Caroline Atkins, who represented England between 2001 and 2011, was taken aback at how at ease the players were when she was around the team at Taunton as they prepared for the third ODI. It was not an atmosphere she was used to. Isa Guha and Ebony-Jewel Rainford-Brent have also presented caps to debutants during this tour, something that has rarely happened in English women's cricket. Rainford-Brent, whopresented Hartley with her T20 cap before this match, was even invited into the team huddle - a ringed haven usually reserved for squad members.
There are of course elements that still need work. On a personnel level, Kate Cross' return to international cricket, after an impressive pre-season tour of Sri Lanka with the England Academy, was disappointing, as she took 1 for 56 from the 11 overs she bowled across the first two ODIs. Cross will spend the next few weeks up to the inaugural Women's Super League fine-tuning some technical aspects of her game, such as her front arm, before leading the Lancashire Thunder in what is hoped to be a testing fortnight of high-level cricket.
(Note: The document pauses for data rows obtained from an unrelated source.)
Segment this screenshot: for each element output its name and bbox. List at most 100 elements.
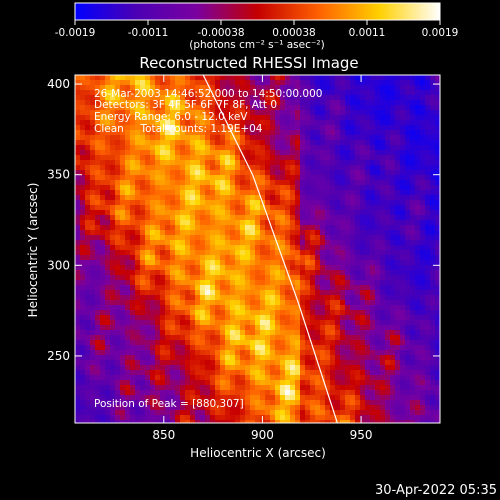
heatmap-cell — [130, 330, 136, 336]
heatmap-cell — [245, 265, 251, 271]
heatmap-cell — [100, 80, 106, 86]
heatmap-cell — [180, 265, 186, 271]
heatmap-cell — [365, 405, 371, 411]
heatmap-cell — [260, 375, 266, 381]
heatmap-cell — [95, 180, 101, 186]
heatmap-cell — [115, 175, 121, 181]
heatmap-cell — [105, 410, 111, 416]
heatmap-cell — [250, 175, 256, 181]
heatmap-cell — [75, 95, 81, 101]
heatmap-cell — [400, 360, 406, 366]
heatmap-cell — [435, 340, 440, 346]
heatmap-cell — [315, 145, 321, 151]
heatmap-cell — [330, 365, 336, 371]
heatmap-cell — [310, 365, 316, 371]
heatmap-cell — [365, 265, 371, 271]
heatmap-cell — [110, 235, 116, 241]
heatmap-cell — [210, 240, 216, 246]
heatmap-cell — [110, 120, 116, 126]
heatmap-cell — [315, 245, 321, 251]
heatmap-cell — [100, 410, 106, 416]
heatmap-cell — [135, 200, 141, 206]
heatmap-cell — [185, 300, 191, 306]
heatmap-cell — [290, 75, 296, 81]
heatmap-cell — [280, 260, 286, 266]
heatmap-cell — [380, 115, 386, 121]
heatmap-cell — [125, 90, 131, 96]
heatmap-cell — [115, 145, 121, 151]
heatmap-cell — [255, 365, 261, 371]
heatmap-cell — [145, 120, 151, 126]
heatmap-cell — [175, 165, 181, 171]
heatmap-cell — [190, 335, 196, 341]
heatmap-cell — [160, 220, 166, 226]
heatmap-cell — [270, 205, 276, 211]
heatmap-cell — [360, 365, 366, 371]
heatmap-cell — [245, 255, 251, 261]
heatmap-cell — [240, 115, 246, 121]
heatmap-cell — [85, 315, 91, 321]
heatmap-cell — [225, 180, 231, 186]
heatmap-cell — [265, 85, 271, 91]
heatmap-cell — [335, 295, 341, 301]
heatmap-cell — [200, 400, 206, 406]
heatmap-cell — [325, 310, 331, 316]
heatmap-cell — [175, 305, 181, 311]
heatmap-cell — [375, 400, 381, 406]
heatmap-cell — [325, 210, 331, 216]
heatmap-cell — [155, 405, 161, 411]
heatmap-cell — [255, 285, 261, 291]
heatmap-cell — [360, 120, 366, 126]
heatmap-cell — [165, 380, 171, 386]
heatmap-cell — [200, 130, 206, 136]
heatmap-cell — [240, 210, 246, 216]
heatmap-cell — [170, 235, 176, 241]
heatmap-cell — [315, 285, 321, 291]
heatmap-cell — [385, 360, 391, 366]
heatmap-cell — [415, 255, 421, 261]
heatmap-cell — [200, 385, 206, 391]
heatmap-cell — [90, 385, 96, 391]
heatmap-cell — [90, 360, 96, 366]
heatmap-cell — [325, 195, 331, 201]
heatmap-cell — [260, 340, 266, 346]
heatmap-cell — [435, 155, 440, 161]
heatmap-cell — [325, 305, 331, 311]
heatmap-cell — [295, 160, 301, 166]
heatmap-cell — [160, 375, 166, 381]
heatmap-cell — [250, 120, 256, 126]
heatmap-cell — [140, 255, 146, 261]
heatmap-cell — [210, 155, 216, 161]
heatmap-cell — [75, 175, 81, 181]
heatmap-cell — [390, 140, 396, 146]
heatmap-cell — [155, 170, 161, 176]
heatmap-cell — [435, 265, 440, 271]
heatmap-cell — [430, 290, 436, 296]
heatmap-cell — [275, 80, 281, 86]
heatmap-cell — [120, 370, 126, 376]
heatmap-cell — [200, 190, 206, 196]
heatmap-cell — [395, 160, 401, 166]
heatmap-cell — [275, 385, 281, 391]
heatmap-cell — [415, 235, 421, 241]
heatmap-cell — [110, 265, 116, 271]
heatmap-cell — [245, 175, 251, 181]
heatmap-cell — [395, 105, 401, 111]
heatmap-cell — [235, 100, 241, 106]
heatmap-cell — [110, 150, 116, 156]
heatmap-cell — [105, 235, 111, 241]
heatmap-cell — [100, 130, 106, 136]
heatmap-cell — [285, 400, 291, 406]
heatmap-cell — [180, 210, 186, 216]
heatmap-cell — [405, 90, 411, 96]
heatmap-cell — [435, 315, 440, 321]
heatmap-cell — [170, 180, 176, 186]
heatmap-cell — [230, 385, 236, 391]
heatmap-cell — [435, 220, 440, 226]
heatmap-cell — [355, 285, 361, 291]
heatmap-cell — [195, 185, 201, 191]
heatmap-cell — [335, 140, 341, 146]
heatmap-cell — [425, 195, 431, 201]
heatmap-cell — [100, 370, 106, 376]
heatmap-cell — [405, 395, 411, 401]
She will hope her name will be added to the long list of seamers Robinson has healed.
Long term, it will be interesting to see whether the confidence gained from these six matches can carry through into something more sustainable. This is not a team that likes to blow their own trumpet. But after six matches of runs, wickets and outright dominance, and given the manner in which they are looking to play their cricket, they might have to get used to it.